Opt-in and opt-out are very, very different kettles of fish, and opt-out is always more effective for the usability of a feature that relies on other people having it activated.

Another approach would be asking people during onboarding if they want their posts indexed (or removed from the index), but even then the default is going to matter as many people skip this sort of stuff as they just want to post.

Defaults will always be what is used by 90%+ of people - which is why there's always so much pressure on Mastodon and not other platforms to implement features. A lot of other platforms have these features, but most people will only experience Mastodon default.

@mattswift @krohne there's always the possibility of an "opt-either" onboarding UX. consider the following:

"i want to be visible" on the left half of the screen vs. "i want to be quiet" on the right. one click defaults.

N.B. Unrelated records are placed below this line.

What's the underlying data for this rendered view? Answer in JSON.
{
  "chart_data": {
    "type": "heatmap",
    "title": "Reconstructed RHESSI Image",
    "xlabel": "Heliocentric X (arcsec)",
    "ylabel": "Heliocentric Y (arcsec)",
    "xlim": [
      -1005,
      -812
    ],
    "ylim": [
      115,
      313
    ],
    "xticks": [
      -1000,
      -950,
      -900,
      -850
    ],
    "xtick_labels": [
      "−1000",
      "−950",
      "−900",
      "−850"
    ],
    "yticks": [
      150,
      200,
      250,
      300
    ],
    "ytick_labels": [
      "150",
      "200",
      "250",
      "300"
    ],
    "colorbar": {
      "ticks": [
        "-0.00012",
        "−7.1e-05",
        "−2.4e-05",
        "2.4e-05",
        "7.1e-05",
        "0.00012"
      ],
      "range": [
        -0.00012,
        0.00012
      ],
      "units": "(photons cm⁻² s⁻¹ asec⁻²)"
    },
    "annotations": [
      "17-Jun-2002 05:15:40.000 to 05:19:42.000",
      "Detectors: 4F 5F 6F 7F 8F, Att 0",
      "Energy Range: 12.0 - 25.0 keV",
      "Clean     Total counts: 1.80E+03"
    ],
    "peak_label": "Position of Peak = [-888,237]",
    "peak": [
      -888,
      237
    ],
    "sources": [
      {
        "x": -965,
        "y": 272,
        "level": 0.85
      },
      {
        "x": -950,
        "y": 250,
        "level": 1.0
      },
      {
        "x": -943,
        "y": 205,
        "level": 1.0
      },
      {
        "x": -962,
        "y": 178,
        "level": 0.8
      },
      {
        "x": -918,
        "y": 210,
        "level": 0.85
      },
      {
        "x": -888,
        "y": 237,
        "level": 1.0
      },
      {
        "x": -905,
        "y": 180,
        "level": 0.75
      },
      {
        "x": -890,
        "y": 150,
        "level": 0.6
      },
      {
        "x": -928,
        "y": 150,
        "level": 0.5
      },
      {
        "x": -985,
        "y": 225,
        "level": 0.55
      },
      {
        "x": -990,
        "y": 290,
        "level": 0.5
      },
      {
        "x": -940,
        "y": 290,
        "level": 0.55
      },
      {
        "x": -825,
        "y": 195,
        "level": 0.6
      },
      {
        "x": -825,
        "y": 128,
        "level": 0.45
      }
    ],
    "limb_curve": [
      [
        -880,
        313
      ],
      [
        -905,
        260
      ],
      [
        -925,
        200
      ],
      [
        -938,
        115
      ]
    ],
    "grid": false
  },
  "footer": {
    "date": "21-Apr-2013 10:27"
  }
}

left one turns on discoverable and searchable flags, sets your default visibility to public, and disables the opt-out for web crawlers.

right one leaves the flags off, sets your default visibility to unlisted, tells web crawlers to ignore you, hides your social graph, and requires follow request approval.

anyone who wants further customization can go digging for it.

@vyr @krohne This is a pretty good idea, people are most likely going to follow patterns in all their options, so a couple set of "defaults" makes a lot of sense!